Charles Ball, kidnapped and confined in Maryland, then sold to a cotton death camp/plantation, commented that pregnant women would bring the most interest. At his auction a buyer walked along the line, saying that “he wanted a couple of breeding wenches, and would give as much for them as they would bring in Georgia.”   Ball’s master pointed out two he claimed were “of the best breeding-wenches in all Maryland -- that one was twenty-two, and the other only nineteen -- that the first was already the mother of seven children, and the other of four."

1863 Census records for the estates in the River Road area show cases where all the adult women were Black but some of the young children were Mulatto, further evidence of how widespread the rape of young black girls was. And, in fact, the majority of the kidnapped victims on the Counselman plantation, where the only remaining Black church exists, namely, Macedonia Baptist Church, were children. We believe these children were used in the inter-state sex trade. Their remains are currently at risk for desecration by the storage company in Moses African Cemetery.

Perhaps, this is the reason that Montgomery County has tried to bury this information for decades and placed Moses African Cemetery literally under a parking lot. But history and the dignity of these girls demands that we tell their stories. In addition, research is currently underway to prove that Macedonia Baptist Church, the church that provided the spiritual guidance for this community and was once the site of the Counselman “slave quarters,” was a station on the Underground Railroad.

“The majority of the kidnapped victims on the Counselman plantation were children.”

The community cemetery, which in the Twentieth Century would become the Moses Cemetery, contains the bodies of African citizens from nations that we now know as: Ghana, Mali, Nigeria, Cameroun and other West and Central African countries that lived through these horrors.  Their individual stories have been buried, just like the century old African American community that once lived there.  If it were not for the Bethesda African Cemetery Coalition, a parking garage would have been built over their bodies. 

The County, in collaboration with corporations, has spent years attempting to cover-up this history. But, if we have learned anything in the past 20 years it is that the people will determine the future, not politicians, not corporations, the people!!

We request the immediate and urgent help and solidarity of our community. 

Our challenge as activists is to creatively understand how to organize in the era of a pandemic.

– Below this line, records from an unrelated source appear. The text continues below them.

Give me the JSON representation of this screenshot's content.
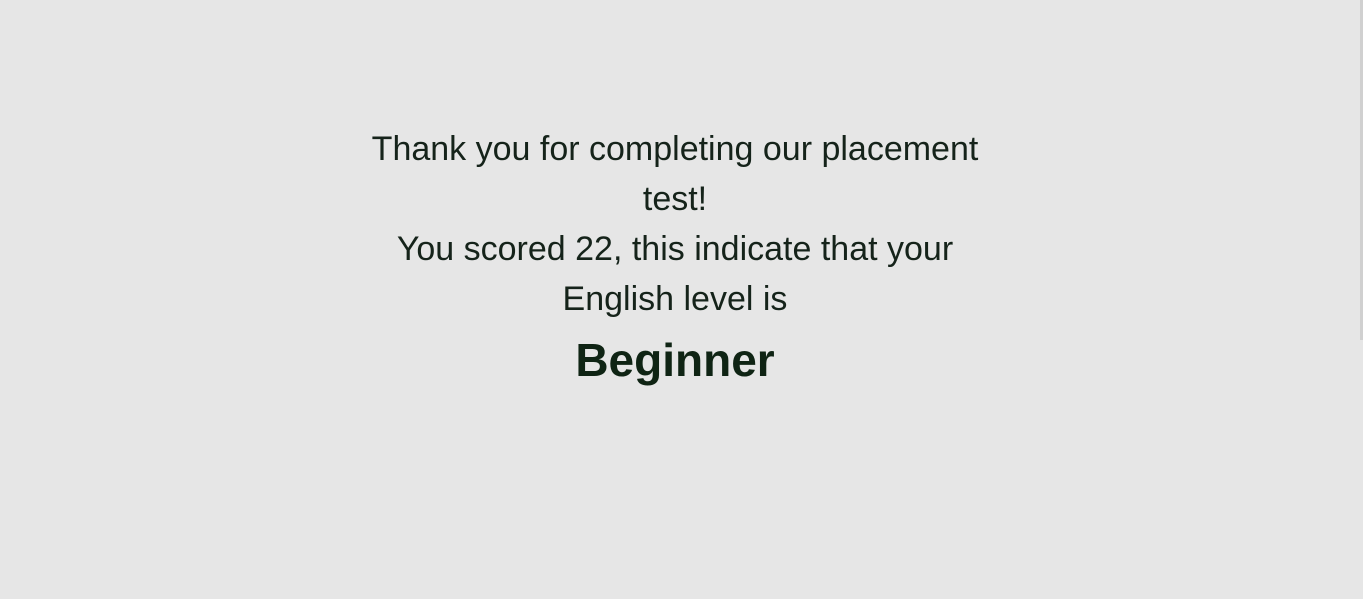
{
  "result": {
    "thank_you": "Thank you for completing our placement test!",
    "score_text": "You scored 22, this indicate that your English level is",
    "level": "Beginner"
  },
  "colors": {
    "background": "#e6e6e6",
    "text": "#15231a",
    "level_text": "#0f2414"
  }
}
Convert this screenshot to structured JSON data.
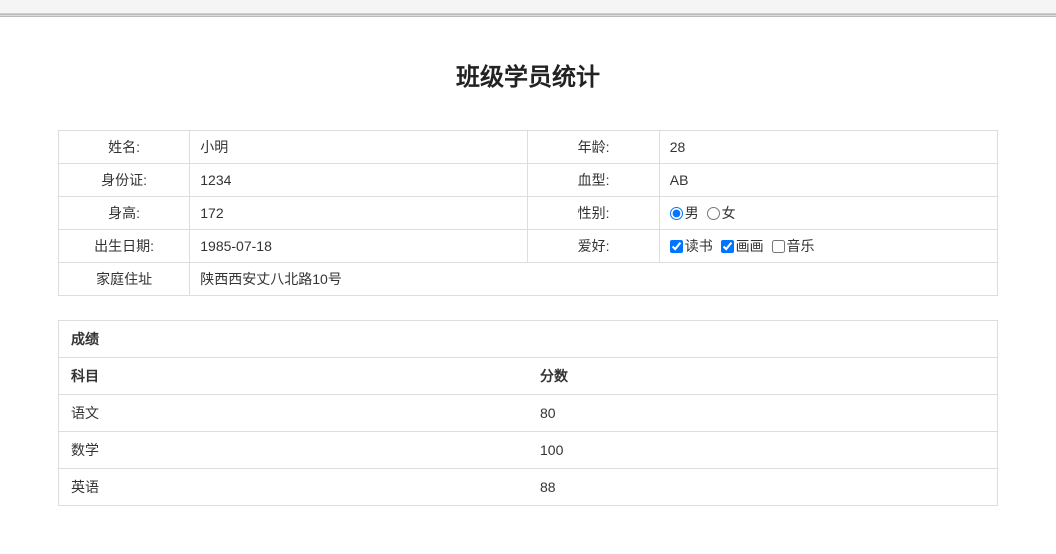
{
  "title": "班级学员统计",
  "info": {
    "name_label": "姓名:",
    "name_value": "小明",
    "age_label": "年龄:",
    "age_value": "28",
    "id_label": "身份证:",
    "id_value": "1234",
    "blood_label": "血型:",
    "blood_value": "AB",
    "height_label": "身高:",
    "height_value": "172",
    "gender_label": "性别:",
    "gender_options": [
      {
        "label": "男",
        "checked": true
      },
      {
        "label": "女",
        "checked": false
      }
    ],
    "birth_label": "出生日期:",
    "birth_value": "1985-07-18",
    "hobby_label": "爱好:",
    "hobby_options": [
      {
        "label": "读书",
        "checked": true
      },
      {
        "label": "画画",
        "checked": true
      },
      {
        "label": "音乐",
        "checked": false
      }
    ],
    "address_label": "家庭住址",
    "address_value": "陕西西安丈八北路10号"
  },
  "scores": {
    "panel_title": "成绩",
    "col_subject": "科目",
    "col_score": "分数",
    "rows": [
      {
        "subject": "语文",
        "score": "80"
      },
      {
        "subject": "数学",
        "score": "100"
      },
      {
        "subject": "英语",
        "score": "88"
      }
    ]
  }
}
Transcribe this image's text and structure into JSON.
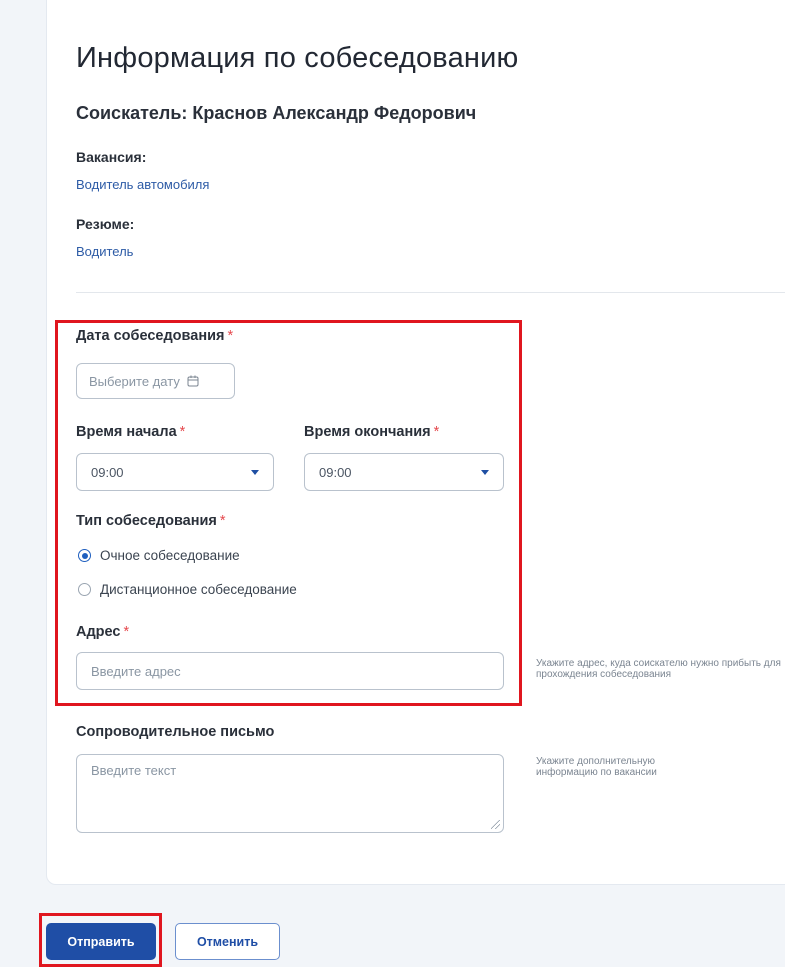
{
  "page": {
    "title": "Информация по собеседованию",
    "applicant": "Соискатель: Краснов Александр Федорович"
  },
  "vacancy": {
    "label": "Вакансия:",
    "value": "Водитель автомобиля"
  },
  "resume": {
    "label": "Резюме:",
    "value": "Водитель"
  },
  "form": {
    "required_mark": "*",
    "date": {
      "label": "Дата собеседования",
      "placeholder": "Выберите дату"
    },
    "start_time": {
      "label": "Время начала",
      "value": "09:00"
    },
    "end_time": {
      "label": "Время окончания",
      "value": "09:00"
    },
    "interview_type": {
      "label": "Тип собеседования",
      "options": [
        "Очное собеседование",
        "Дистанционное собеседование"
      ],
      "selected": "Очное собеседование"
    },
    "address": {
      "label": "Адрес",
      "placeholder": "Введите адрес",
      "hint": "Укажите адрес, куда соискателю нужно прибыть для прохождения собеседования"
    },
    "cover_letter": {
      "label": "Сопроводительное письмо",
      "placeholder": "Введите текст",
      "hint": "Укажите дополнительную информацию по вакансии"
    }
  },
  "actions": {
    "submit": "Отправить",
    "cancel": "Отменить"
  },
  "colors": {
    "accent": "#1f4ea6",
    "link": "#2d5ba6",
    "highlight": "#e0161f",
    "required": "#e5484d"
  }
}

If the ruling class can move their agenda forward then the progressive movement has no choice but to use every resource available to fight back. 

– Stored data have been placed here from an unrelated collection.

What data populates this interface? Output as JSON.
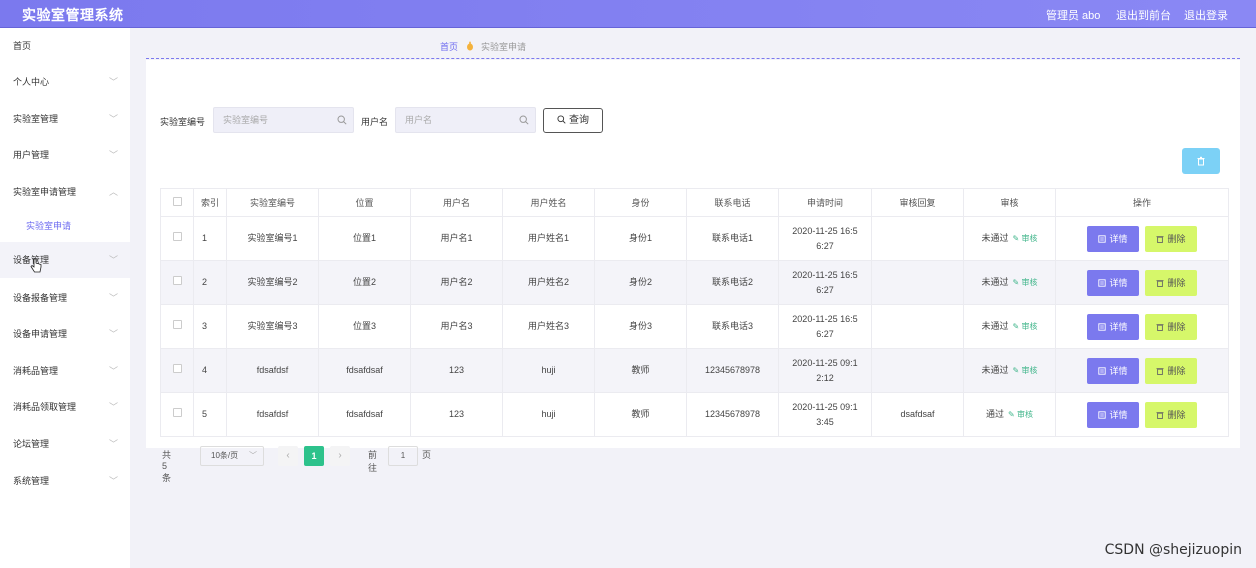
{
  "header": {
    "app_title": "实验室管理系统",
    "user_label": "管理员 abo",
    "back_front_label": "退出到前台",
    "logout_label": "退出登录",
    "color": "#7b79ee"
  },
  "sidebar": {
    "items": [
      {
        "label": "首页",
        "expandable": false
      },
      {
        "label": "个人中心",
        "expandable": true
      },
      {
        "label": "实验室管理",
        "expandable": true
      },
      {
        "label": "用户管理",
        "expandable": true
      },
      {
        "label": "实验室申请管理",
        "expandable": true,
        "expanded": true
      },
      {
        "label": "实验室申请",
        "expandable": false,
        "active": true
      },
      {
        "label": "设备管理",
        "expandable": true,
        "hovered": true
      },
      {
        "label": "设备报备管理",
        "expandable": true
      },
      {
        "label": "设备申请管理",
        "expandable": true
      },
      {
        "label": "消耗品管理",
        "expandable": true
      },
      {
        "label": "消耗品领取管理",
        "expandable": true
      },
      {
        "label": "论坛管理",
        "expandable": true
      },
      {
        "label": "系统管理",
        "expandable": true
      }
    ]
  },
  "breadcrumb": {
    "home": "首页",
    "current": "实验室申请"
  },
  "search": {
    "lab_label": "实验室编号",
    "lab_placeholder": "实验室编号",
    "user_label": "用户名",
    "user_placeholder": "用户名",
    "button_label": "查询"
  },
  "table": {
    "headers": [
      "",
      "索引",
      "实验室编号",
      "位置",
      "用户名",
      "用户姓名",
      "身份",
      "联系电话",
      "申请时间",
      "审核回复",
      "审核",
      "操作"
    ],
    "audit_link_label": "审核",
    "detail_label": "详情",
    "delete_label": "删除",
    "rows": [
      {
        "index": "1",
        "lab": "实验室编号1",
        "location": "位置1",
        "username": "用户名1",
        "name": "用户姓名1",
        "role": "身份1",
        "phone": "联系电话1",
        "time_line1": "2020-11-25 16:5",
        "time_line2": "6:27",
        "reply": "",
        "status": "未通过"
      },
      {
        "index": "2",
        "lab": "实验室编号2",
        "location": "位置2",
        "username": "用户名2",
        "name": "用户姓名2",
        "role": "身份2",
        "phone": "联系电话2",
        "time_line1": "2020-11-25 16:5",
        "time_line2": "6:27",
        "reply": "",
        "status": "未通过"
      },
      {
        "index": "3",
        "lab": "实验室编号3",
        "location": "位置3",
        "username": "用户名3",
        "name": "用户姓名3",
        "role": "身份3",
        "phone": "联系电话3",
        "time_line1": "2020-11-25 16:5",
        "time_line2": "6:27",
        "reply": "",
        "status": "未通过"
      },
      {
        "index": "4",
        "lab": "fdsafdsf",
        "location": "fdsafdsaf",
        "username": "123",
        "name": "huji",
        "role": "教师",
        "phone": "12345678978",
        "time_line1": "2020-11-25 09:1",
        "time_line2": "2:12",
        "reply": "",
        "status": "未通过"
      },
      {
        "index": "5",
        "lab": "fdsafdsf",
        "location": "fdsafdsaf",
        "username": "123",
        "name": "huji",
        "role": "教师",
        "phone": "12345678978",
        "time_line1": "2020-11-25 09:1",
        "time_line2": "3:45",
        "reply": "dsafdsaf",
        "status": "通过"
      }
    ]
  },
  "pagination": {
    "total_label": "共 5 条",
    "page_size": "10条/页",
    "current_page": "1",
    "goto_prefix": "前往",
    "goto_value": "1",
    "goto_suffix": "页"
  },
  "watermark": "CSDN @shejizuopin"
}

The struggle for Moses African Cemetery is the struggle for a thorough understanding of white supremacy capitalism. This struggle has helped us deconstruct the elements of white supremacy and with these tools our goal is to intentionally dismantle a system that thrives on violence, incarceration, economic and social deprivation. 

Dr. Marsha Adebayo is the author of the Pulitzer Prize nominated: No FEAR: A Whistleblowers Triumph over Corruption and Retaliation at the EPA . She worked at the EPA for 18 years and blew the whistle on a US multinational corporation that endangered South African vanadium mine workers. Marsha's successful lawsuit led to the introduction and passage of the first civil rights and whistleblower law of the 21st century: the Notification of Federal Employees Anti-discrimination and Retaliation Act of 2002 (No FEAR Act). Marsha was inducted into the Maryland Women’s Hall of Fame, March 2017. Currently, she is working to stop HOC from its continue desecration of an African burial ground in Bethesda, Maryland.